| MKO rejects Albania’s asylum offer for 210 members |
|
|
|
|
|
Albanian Prime Minister Sali Berisha made the offer after meeting with U.S. Deputy Assistant Secretary of State Barbara Leaf, UN envoy in Iraq Martin Kobler, and other officials.
He said that the offer of asylum for the Mojahedin Khalq Organization (MKO) members was made for “humanitarian reasons.”
“We really appreciate the Tirana government’s helping hand,” Shahin Gobadi, the Paris-based MKO spokesperson, told AP from Paris in an interview conducted by telephone and e-mail.
Gobadi said that an offer of asylum for only a small portion of the group could not be accepted.
The UN says more than 3,000 MKO members live at the former U.S. base.
Iraq’s government is determined to have the MKO out of the country. The group fought in the 1980s alongside Saddam Hussein’s forces in the Iran-Iraq war.
The refugee camp is located on a former American military base known as Camp Liberty. It is meant to be a temporary way station while the United Nations works to relocate the group abroad.

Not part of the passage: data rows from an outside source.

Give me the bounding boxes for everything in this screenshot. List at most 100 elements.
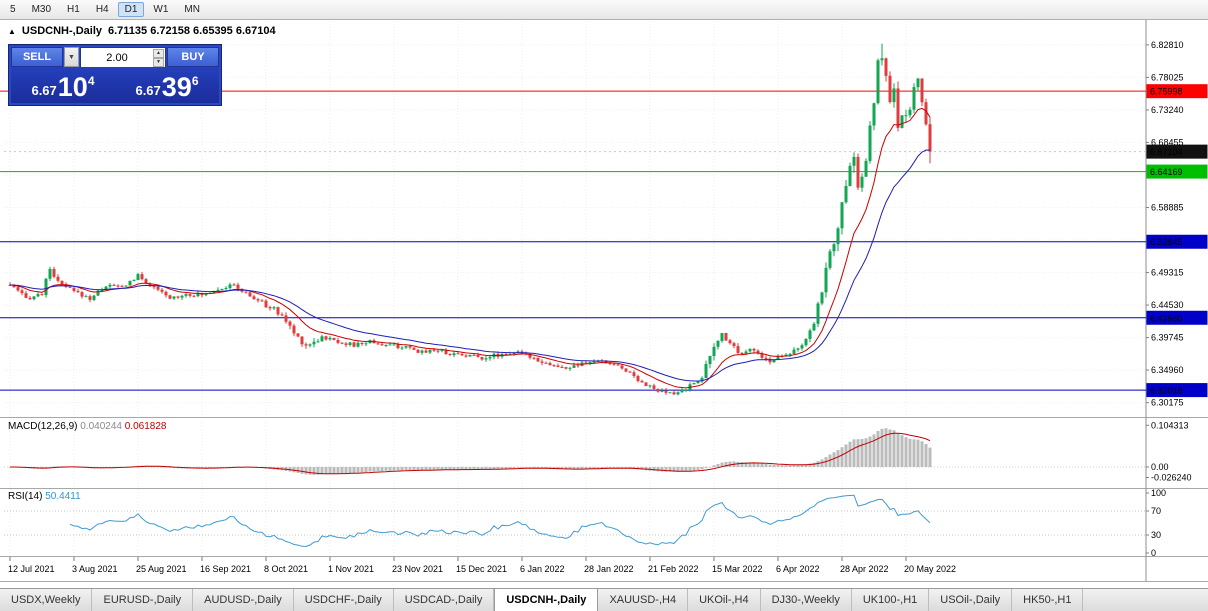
svg-text:6.44530: 6.44530 — [1151, 300, 1184, 310]
timeframe-button-w1[interactable]: W1 — [153, 4, 169, 15]
timeframe-button-h1[interactable]: H1 — [67, 4, 80, 15]
svg-text:1 Nov 2021: 1 Nov 2021 — [328, 564, 374, 574]
buy-price-point: 6 — [191, 74, 199, 88]
svg-text:0.104313: 0.104313 — [1151, 420, 1189, 430]
svg-text:28 Jan 2022: 28 Jan 2022 — [584, 564, 634, 574]
price-badges-layer: 6.75998 6.67104 6.64169 6.53845 6.42660 6.320… — [1146, 84, 1208, 398]
svg-text:70: 70 — [1151, 506, 1161, 516]
chart-tab-uk100-h1[interactable]: UK100-,H1 — [852, 589, 930, 611]
chart-tab-usoil-daily[interactable]: USOil-,Daily — [929, 589, 1013, 611]
ma-slow-line — [9, 149, 931, 382]
rsi-value: 50.4411 — [45, 491, 81, 502]
buy-price-pips: 39 — [161, 72, 192, 102]
timeframe-button-d1[interactable]: D1 — [117, 2, 145, 17]
one-click-collapse-icon[interactable]: ▲ — [8, 26, 16, 36]
sell-price-pips: 10 — [57, 72, 88, 102]
trade-controls-row: SELL ▼ ▲ ▼ BUY — [11, 47, 219, 67]
svg-text:30: 30 — [1151, 530, 1161, 540]
svg-text:6.75998: 6.75998 — [1150, 87, 1183, 97]
price-badge-6.64169 — [1146, 164, 1208, 179]
svg-text:6.30175: 6.30175 — [1151, 398, 1184, 408]
grid-layer — [4, 21, 1146, 556]
svg-text:16 Sep 2021: 16 Sep 2021 — [200, 564, 251, 574]
chart-canvas[interactable]: 6.828106.780256.732406.684556.636706.588… — [0, 0, 1208, 588]
sell-price-base: 6.67 — [31, 83, 57, 98]
chart-tab-usdchf-daily[interactable]: USDCHF-,Daily — [294, 589, 394, 611]
svg-text:6 Apr 2022: 6 Apr 2022 — [776, 564, 820, 574]
sell-button[interactable]: SELL — [11, 47, 63, 67]
candles-layer — [8, 43, 932, 396]
symbol-period-label: USDCNH-,Daily — [21, 25, 102, 37]
rsi-name: RSI(14) — [8, 491, 43, 502]
svg-text:6.49315: 6.49315 — [1151, 268, 1184, 278]
chart-tab-hk50-h1[interactable]: HK50-,H1 — [1012, 589, 1084, 611]
rsi-indicator-label: RSI(14) 50.4411 — [8, 491, 81, 502]
svg-text:6.73240: 6.73240 — [1151, 105, 1184, 115]
svg-text:6.68455: 6.68455 — [1151, 137, 1184, 147]
macd-signal-value: 0.061828 — [124, 421, 167, 432]
svg-text:8 Oct 2021: 8 Oct 2021 — [264, 564, 308, 574]
chart-background — [0, 20, 1208, 588]
chart-tab-eurusd-daily[interactable]: EURUSD-,Daily — [92, 589, 194, 611]
chart-tab-audusd-daily[interactable]: AUDUSD-,Daily — [193, 589, 294, 611]
svg-text:6.32018: 6.32018 — [1150, 386, 1183, 396]
one-click-trading-panel: SELL ▼ ▲ ▼ BUY 6.67 10 4 6.67 39 6 — [8, 44, 222, 106]
price-badge-6.53845 — [1146, 234, 1208, 249]
svg-text:6.67104: 6.67104 — [1150, 147, 1183, 157]
svg-text:23 Nov 2021: 23 Nov 2021 — [392, 564, 443, 574]
macd-name: MACD(12,26,9) — [8, 421, 78, 432]
svg-text:6.82810: 6.82810 — [1151, 40, 1184, 50]
timeframe-button-5[interactable]: 5 — [10, 4, 16, 15]
svg-text:0: 0 — [1151, 548, 1156, 558]
chart-tab-ukoil-h4[interactable]: UKOil-,H4 — [688, 589, 761, 611]
rsi-pane — [4, 494, 1146, 548]
svg-text:100: 100 — [1151, 488, 1166, 498]
chart-tab-dj30-weekly[interactable]: DJ30-,Weekly — [761, 589, 852, 611]
chart-tab-usdx-weekly[interactable]: USDX,Weekly — [0, 589, 93, 611]
svg-text:28 Apr 2022: 28 Apr 2022 — [840, 564, 889, 574]
chart-tab-usdcnh-daily[interactable]: USDCNH-,Daily — [494, 589, 599, 611]
level-lines-layer — [0, 90, 1146, 391]
buy-price-display[interactable]: 6.67 39 6 — [115, 67, 219, 103]
macd-signal-line — [10, 432, 931, 475]
ohlc-values: 6.71135 6.72158 6.65395 6.67104 — [108, 25, 276, 37]
svg-text:21 Feb 2022: 21 Feb 2022 — [648, 564, 699, 574]
svg-text:6.42660: 6.42660 — [1150, 313, 1183, 323]
svg-text:0.00: 0.00 — [1151, 462, 1169, 472]
volume-up-button[interactable]: ▲ — [153, 49, 164, 58]
sell-price-point: 4 — [87, 74, 95, 88]
volume-dropdown-button[interactable]: ▼ — [64, 47, 79, 67]
timeframe-button-mn[interactable]: MN — [184, 4, 200, 15]
price-badge-6.75998 — [1146, 84, 1208, 99]
timeframe-button-h4[interactable]: H4 — [95, 4, 109, 15]
volume-input[interactable] — [81, 49, 165, 67]
svg-text:20 May 2022: 20 May 2022 — [904, 564, 956, 574]
timeframe-button-m30[interactable]: M30 — [31, 4, 52, 15]
svg-text:3 Aug 2021: 3 Aug 2021 — [72, 564, 118, 574]
time-axis[interactable]: 12 Jul 2021 3 Aug 2021 25 Aug 2021 16 Sep 2… — [8, 557, 956, 574]
svg-text:6.58885: 6.58885 — [1151, 202, 1184, 212]
svg-text:6.39745: 6.39745 — [1151, 333, 1184, 343]
sell-price-display[interactable]: 6.67 10 4 — [11, 67, 115, 103]
macd-pane — [4, 428, 1146, 475]
rsi-line — [69, 494, 931, 548]
buy-button[interactable]: BUY — [167, 47, 219, 67]
svg-text:6.53845: 6.53845 — [1150, 237, 1183, 247]
chevron-down-icon: ▼ — [68, 53, 75, 61]
chart-title: ▲ USDCNH-,Daily 6.71135 6.72158 6.65395 … — [8, 25, 276, 37]
volume-stepper: ▲ ▼ — [153, 49, 164, 67]
chart-tab-usdcad-daily[interactable]: USDCAD-,Daily — [394, 589, 495, 611]
chart-tab-xauusd-h4[interactable]: XAUUSD-,H4 — [598, 589, 689, 611]
volume-down-button[interactable]: ▼ — [153, 58, 164, 67]
volume-field: ▲ ▼ — [80, 47, 166, 67]
svg-text:6.78025: 6.78025 — [1151, 72, 1184, 82]
svg-text:-0.026240: -0.026240 — [1151, 472, 1192, 482]
macd-main-value: 0.040244 — [80, 421, 122, 432]
trade-prices-row: 6.67 10 4 6.67 39 6 — [11, 67, 219, 103]
svg-text:6 Jan 2022: 6 Jan 2022 — [520, 564, 565, 574]
svg-text:12 Jul 2021: 12 Jul 2021 — [8, 564, 55, 574]
price-badge-6.32018 — [1146, 383, 1208, 398]
svg-text:25 Aug 2021: 25 Aug 2021 — [136, 564, 187, 574]
price-badge-6.67104 — [1146, 144, 1208, 159]
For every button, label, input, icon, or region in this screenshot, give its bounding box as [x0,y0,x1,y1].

MKO members reluctantly began moving to Camp Liberty last year. They previously lived in a compound known as Camp Ashraf in northeastern Iraq.
Gobadi said that there were two options: “The first option is the immediate, even temporary transfer of all the residents to the U.S. or to a European country and permanent resettlement from there or the return of all of the residents to Camp Ashraf and the continuation of resettlement process from Ashraf, including transfer to Albania from Ashraf.”